Binary branching is just a simplification to make it easier to explain without math. The actual math is very simple, and can handle unequal probabilities.
At the simplest level, a branching occurs when you can write the wavefunction as a sum
$$|\psi \rangle = |\psi_1 \rangle + |\psi_2 \rangle$$
where $|\psi_1 \rangle$ and $|\psi_2 \rangle$ are orthogonal and decohered, i.e. that there is no reasonable physical process that can make them overlap again. In this case we colloquially describe the two terms as "worlds" or "branches", and the probability of being in each one is the norm $\langle \psi_i | \psi_i \rangle$, which can be an arbitrary number between zero and one. The same logic goes for branching into more than two "worlds" at once, and repeated branching: you just get a sum of many terms, and the probability of each one is its norm.
After some comments, I get the feeling you really want a discussion of where the probability in the many worlds interpretation "comes from". Again, this is a very subjective and debatable thing, but my favorite take on it is "self-locating uncertainty".
Suppose that somebody kidnaps you, blindfolds you, and takes you somewhere in Uzbekistan. When you come to your senses, are you closer to Samarkand than Tashkent? You don't know for sure, so you can only answer in terms of probabilities. This is self-locating uncertainty: you're certainly in a definite place, and it's not like there are many copies of you running around, but there's probability nonetheless. You can use a variety of information to help. For example, if you weight by area, about 85% of the country is closer to Samarkand. (But this doesn't mean there are $85$ copies of you near Samarkand and $15$ copies of you near Tashkent!) But if you weight by population, substantially more of the population is closer to Tashkent, because it's the capital. Of course, which weighting is the correct choice depends on how the kidnappers set things up.
Now, suppose that after the spin of a particle is measured by a device, the state is
$$|\psi \rangle = \sqrt{0.85} |\text{spin up measured} \rangle + \sqrt{0.15} |\text{spin down measured} \rangle.$$
You are living in one and only one branch of the wavefunction, but until you look at what the device is reading, you don't know which. At best, you can assign probabilities. The core assumption of many worlds is that the correct choice of probability (i.e. the choice that corresponds to what you actually observe, when averaged over many measurements) is to take the coefficient of each branch and take its norm squared, i.e. to assign an 85% chance to observing spin up.
If you ask where this assumption comes from, it's a perfectly legitimate question! However, the point is, there's no principle that says the probabilities have to be equal across branches. That's like saying every day must have a 50% chance of rain because it can either be rainy or not.
Sequential projections can rotate a state. There is nothing non-causal about this, since there is no way of measuring (projecting) without interfering with the state. The third measurement involves a fundamentally different state from the first measurement, in a way which is not captured by your pebble-example.
This is not related to MWI in any particular way. MWI is about how we interpret the probabilities involved, but has the same experimental predictions as e.g. Copenhagen interpretation.
I think your example is well captured by the sequential Stern Gerlach experiment. In short, you take a stream of electrons and divide them into spin up and spin down as measured along the z-axis. You discard the spin down electrons. You then take the resulting stream and divide them into spin up and spin down as measured along the x-axis. You discard the spin down electrons.
If you then again divide the electrons into spin up and spin down as measured along the z-axis, you again find spin down electrons! Despite them being filtered away in the first filter, they have returned due to your x-filter in the middle.
Best Answer
Without entering the quantum mechanics of the situation, we can see that each toss is a new world. The next toss is another world, so the series of heads do not add in the way you think to make a world of all heads.

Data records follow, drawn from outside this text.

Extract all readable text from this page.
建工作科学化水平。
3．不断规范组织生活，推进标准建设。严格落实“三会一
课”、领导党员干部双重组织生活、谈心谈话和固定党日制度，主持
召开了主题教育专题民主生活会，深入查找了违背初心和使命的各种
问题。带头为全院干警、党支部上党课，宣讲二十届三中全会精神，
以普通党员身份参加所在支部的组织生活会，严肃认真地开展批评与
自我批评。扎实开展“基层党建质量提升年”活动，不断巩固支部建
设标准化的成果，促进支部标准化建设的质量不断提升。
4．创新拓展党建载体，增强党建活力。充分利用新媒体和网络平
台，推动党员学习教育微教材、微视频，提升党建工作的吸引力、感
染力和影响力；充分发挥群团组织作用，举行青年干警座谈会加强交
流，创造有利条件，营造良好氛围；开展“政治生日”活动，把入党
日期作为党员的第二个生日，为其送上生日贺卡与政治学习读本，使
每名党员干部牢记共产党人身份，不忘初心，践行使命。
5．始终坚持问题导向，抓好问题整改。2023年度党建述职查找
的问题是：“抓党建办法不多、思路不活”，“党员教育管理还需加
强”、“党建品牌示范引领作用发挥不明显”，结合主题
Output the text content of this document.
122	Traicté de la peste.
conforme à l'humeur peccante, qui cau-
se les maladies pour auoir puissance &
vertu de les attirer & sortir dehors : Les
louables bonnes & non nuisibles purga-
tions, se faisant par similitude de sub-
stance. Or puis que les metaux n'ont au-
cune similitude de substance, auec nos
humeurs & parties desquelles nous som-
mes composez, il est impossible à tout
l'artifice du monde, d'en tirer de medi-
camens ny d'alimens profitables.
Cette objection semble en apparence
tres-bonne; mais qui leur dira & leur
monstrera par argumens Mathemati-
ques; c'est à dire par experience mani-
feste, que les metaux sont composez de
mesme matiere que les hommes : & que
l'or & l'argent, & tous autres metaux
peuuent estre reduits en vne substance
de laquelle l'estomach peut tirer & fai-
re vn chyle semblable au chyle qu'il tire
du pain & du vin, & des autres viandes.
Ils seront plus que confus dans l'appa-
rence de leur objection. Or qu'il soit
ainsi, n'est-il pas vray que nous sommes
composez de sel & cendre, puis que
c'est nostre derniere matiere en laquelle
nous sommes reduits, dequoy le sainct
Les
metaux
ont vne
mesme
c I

Each world deserted by each new toss will have the usual probabilities of heads or tails.
A world of all heads is possible with sequential tossings making a history of all heads, but not in the way you think:
The "always get heads" assumes that you have freedom to keep tossing in the same world. You can only "always have gotten heads" in one world line.
The many worlds interpretation is just mathematics made visual, in my opinion.
Of course to even register that such a world line exists innumerable numbers of worlds will have been created so as to have the history in your world line that such a world existed ! Thinking mathematically is much simpler.